Transcript level attributes
- bicistronic
- transcript contains two confidently annotated CDSs. Support may come from e.g. proteomic data, cross-species conservation or published experimental work
- CAGE supported TSS
- transcript 5' end overlaps ENCODE or Fantom CAGE cluster
- dotter confirmed
- transcript checked using DOTTER dotplot alignment of homology evidence to genomic sequence to confirm exon structure
- inferred exon combination
- transcript model contains all possible in-frame exons supported by homology, experimental evidence or conservation, but the exon combination is not directly supported by a single piece of evidence and may not be biological. Used for large genes with repetitive exons (e.g. titin (TTN)) to represent all the exons individual transcript variants can pool from
- inferred transcript model
- transcript model is not supported by a single piece of transcript evidence.
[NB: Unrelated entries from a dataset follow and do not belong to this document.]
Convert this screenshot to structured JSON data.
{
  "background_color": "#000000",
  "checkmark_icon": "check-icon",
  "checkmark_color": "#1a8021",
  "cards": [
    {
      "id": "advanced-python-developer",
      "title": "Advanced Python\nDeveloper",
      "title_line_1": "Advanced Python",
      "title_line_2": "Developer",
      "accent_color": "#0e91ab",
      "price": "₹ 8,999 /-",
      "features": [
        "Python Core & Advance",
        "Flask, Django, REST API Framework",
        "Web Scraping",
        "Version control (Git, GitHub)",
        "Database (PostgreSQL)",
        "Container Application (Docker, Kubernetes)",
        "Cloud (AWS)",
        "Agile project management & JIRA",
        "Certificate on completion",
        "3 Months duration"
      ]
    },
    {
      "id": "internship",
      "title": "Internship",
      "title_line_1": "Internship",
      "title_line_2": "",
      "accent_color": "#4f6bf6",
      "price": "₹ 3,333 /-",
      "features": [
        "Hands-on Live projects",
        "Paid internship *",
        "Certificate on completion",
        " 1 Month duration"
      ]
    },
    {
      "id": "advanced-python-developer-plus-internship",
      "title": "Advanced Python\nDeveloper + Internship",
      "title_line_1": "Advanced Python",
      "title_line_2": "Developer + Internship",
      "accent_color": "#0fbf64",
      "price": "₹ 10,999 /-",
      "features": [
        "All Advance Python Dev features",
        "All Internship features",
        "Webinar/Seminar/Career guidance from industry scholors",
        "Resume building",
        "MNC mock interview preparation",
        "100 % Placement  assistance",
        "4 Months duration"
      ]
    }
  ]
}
May be supported by multiple fragments of transcript evidence or by combining different evidence sources e.g. protein homology, RNA-seq data, published experimental data
- low sequence quality
- transcript supported by transcript evidence that, while mapping best-in-genome, shows regions of poor sequence quality
- not organism-supported
- mRNA, EST or protein homology evidence from orthologous loci from other species can be used to build variants on the condition that the homology is perfectly co-linear and all normal splicing rules are upheld
- non-submitted evidence
- transcript supported by sequence evidence from as yet unpublished experimental study
- readthrough
- transcript connecting two independent loci, i.e. transcript has exons that overlap exons from transcripts belonging to 2 or more different loci
- retained intron CDS
- CDS codes through an internal retained intron (compared to a reference variant)
- retained intron final
- CDS ends in, or downstream of, a retained intron that, compared to a reference variant, is immediately downstream of the last coding exon
- retained intron first
- CDS starts in, or upstream of, a retained intron that, compared to a reference variant, is immediately upstream of the first coding exon
- RNA-Seq supported only
- transcript either supported in full by RNAseq data or has unique splice feature that is only supported by RNAseq data
- RP supported TIS
- transcript contains a CDS that has a translation initiation site supported by Ribosomal Profiling data
- upstream ATG
- an upstream ATG exists, but the ATG for the current CDS has been chosen taking into account factors like cross-species conservation, strength of Kozak sequence, signal peptides, experimental evidence, and ribosome profiling
- 3' nested supported extension
- 3' end extended based on RNA-seq data
- 3' standard supported extension
- 3' end extended based on RNA-seq data
- 454 RNA-Seq supported
- annotated based on RNA-seq data
- 5' nested supported extension
- 5' end extended based on RNA-seq data
- 5' standard supported extension
- 5' end extended based on RNA-seq data
- RNA-Seq supported only
- annotated based on RNA-seq data
- RNA-Seq supported partial
- annotated based on mixture of RNA-seq data and EST/mRNA/protein evidence
- nested 454 RNA-Seq supported
- annotated based on RNA-seq data
Gene level attributes
- fragmented locus
- locus consists of non-overlapping transcript fragments either because of genome assembly issues (i.e., gaps or mis-assemblies), or because supporting transcripts (e.g., from another species) cannot be completely mapped, or because the supporting transcripts are non-overlapping end pairs (i.e., 5' and 3' ESTs from a single cDNA)
- orphan
- protein-coding locus with no paralogues or orthologs
- overlapping locus
- exon(s) of the locus overlap exon(s) of a readthrough transcript or a transcript belonging to another locus
- reference genome error
- locus overlaps a sequence error or an assembly error in the reference genome that affects its annotation (e.g., 1 or 2bp insertion/deletion, substitution causing premature stop codon). The main effect is that affected transcripts that would have had a CDS are currently annotated without one
- retrogene
- protein-coding locus created via retrotransposition
- ncRNA host
- locus is host to ncRNAs such as piRNA, miRNA, snoRNA, etc.